Na primeira manhã em Paris, fomos ao Museu do Louvre, o maior do mundo. Estava garoando e caminhamos pra caralho dentro e fora do museu. Foram várias corridas para achar as duas principais atrações: o quadro da Mona Lisa e a escultura Venus de Milos. Em ambas as obras havia bolinhos de gente ao redor, o que significa que você tem que sair no cotovelo com os outros turistas para conseguir tirar boas fotos. Flanando pelo museu, vi vários quadros que conhecia de capas de livros de história, coroas de reis e rainhas seculares, esculturas milenares e muito mais.

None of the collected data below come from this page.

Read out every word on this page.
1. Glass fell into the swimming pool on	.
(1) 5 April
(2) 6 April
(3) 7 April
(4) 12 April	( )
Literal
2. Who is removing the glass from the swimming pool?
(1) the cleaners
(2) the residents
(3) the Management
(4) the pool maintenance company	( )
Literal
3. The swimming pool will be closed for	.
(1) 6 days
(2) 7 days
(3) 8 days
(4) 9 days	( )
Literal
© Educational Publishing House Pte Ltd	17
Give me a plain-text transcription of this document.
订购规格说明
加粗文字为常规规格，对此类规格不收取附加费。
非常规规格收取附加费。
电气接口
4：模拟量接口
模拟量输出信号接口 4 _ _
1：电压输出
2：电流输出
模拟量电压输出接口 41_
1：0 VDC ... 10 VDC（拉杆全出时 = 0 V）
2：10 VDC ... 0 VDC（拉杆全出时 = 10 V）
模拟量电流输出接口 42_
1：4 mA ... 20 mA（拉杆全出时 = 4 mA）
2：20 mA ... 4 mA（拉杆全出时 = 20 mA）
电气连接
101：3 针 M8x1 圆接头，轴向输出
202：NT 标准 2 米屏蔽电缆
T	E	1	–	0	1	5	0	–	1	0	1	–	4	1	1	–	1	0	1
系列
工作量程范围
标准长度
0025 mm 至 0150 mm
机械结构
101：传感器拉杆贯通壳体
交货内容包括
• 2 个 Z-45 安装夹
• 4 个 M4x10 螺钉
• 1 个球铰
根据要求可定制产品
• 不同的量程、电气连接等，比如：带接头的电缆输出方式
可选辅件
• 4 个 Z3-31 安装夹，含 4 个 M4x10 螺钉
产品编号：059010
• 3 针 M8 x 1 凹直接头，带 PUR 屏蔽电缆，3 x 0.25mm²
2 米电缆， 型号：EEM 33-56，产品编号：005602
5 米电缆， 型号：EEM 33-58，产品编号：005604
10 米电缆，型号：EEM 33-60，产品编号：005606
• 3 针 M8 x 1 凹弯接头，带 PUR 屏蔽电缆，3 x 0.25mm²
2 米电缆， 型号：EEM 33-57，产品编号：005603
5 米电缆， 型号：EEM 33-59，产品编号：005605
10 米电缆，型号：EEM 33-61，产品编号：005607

Não posso comparar com o Moma, de Nova York, pois lá eu fui mais vezes e com mais tempo, enquanto no Do Louvre fiquei uma manhã e seria necessários uns três dias inteiros, ou mais, para curtir tudo.
Na saída do museu, ainda garoava e a Cris estava cansada. Eu, obviamente, queria caminhar muito mais. Combinei de leva-la ao hotel e voltar para fazer as minhas andanças pela catedral de Notre-Dame e o Quartier Latin. Tinha uma listinha de lugares que eu queria visitar mas, olhando no Google, as coisas pareciam bem mais perto do que realmente eram. Devo ter andado uns 30 quilômetros a pé nesse dia. Mas, como há inúmeros roteiros para turistas indicando caminhos a serem seguidos por Paris, no próximo post vou contar mais o que senti ao visitar determinados lugares, inclusive porque a essa altura, já esqueci a ordem das visitas e os dias dos passeios. A única coisa que não tenho como esquecer é a satisfação de estar realizando um sonho ao conhecer Paris. Certamente, de todas as cidades europeias pela qual passei nessa primeira viagem ao velho continente, essa é a que tenho mais certeza de que um dia ainda voltarei.
Jusqu'à la prochaine. C'est tout pour aujourd'hui, les gens.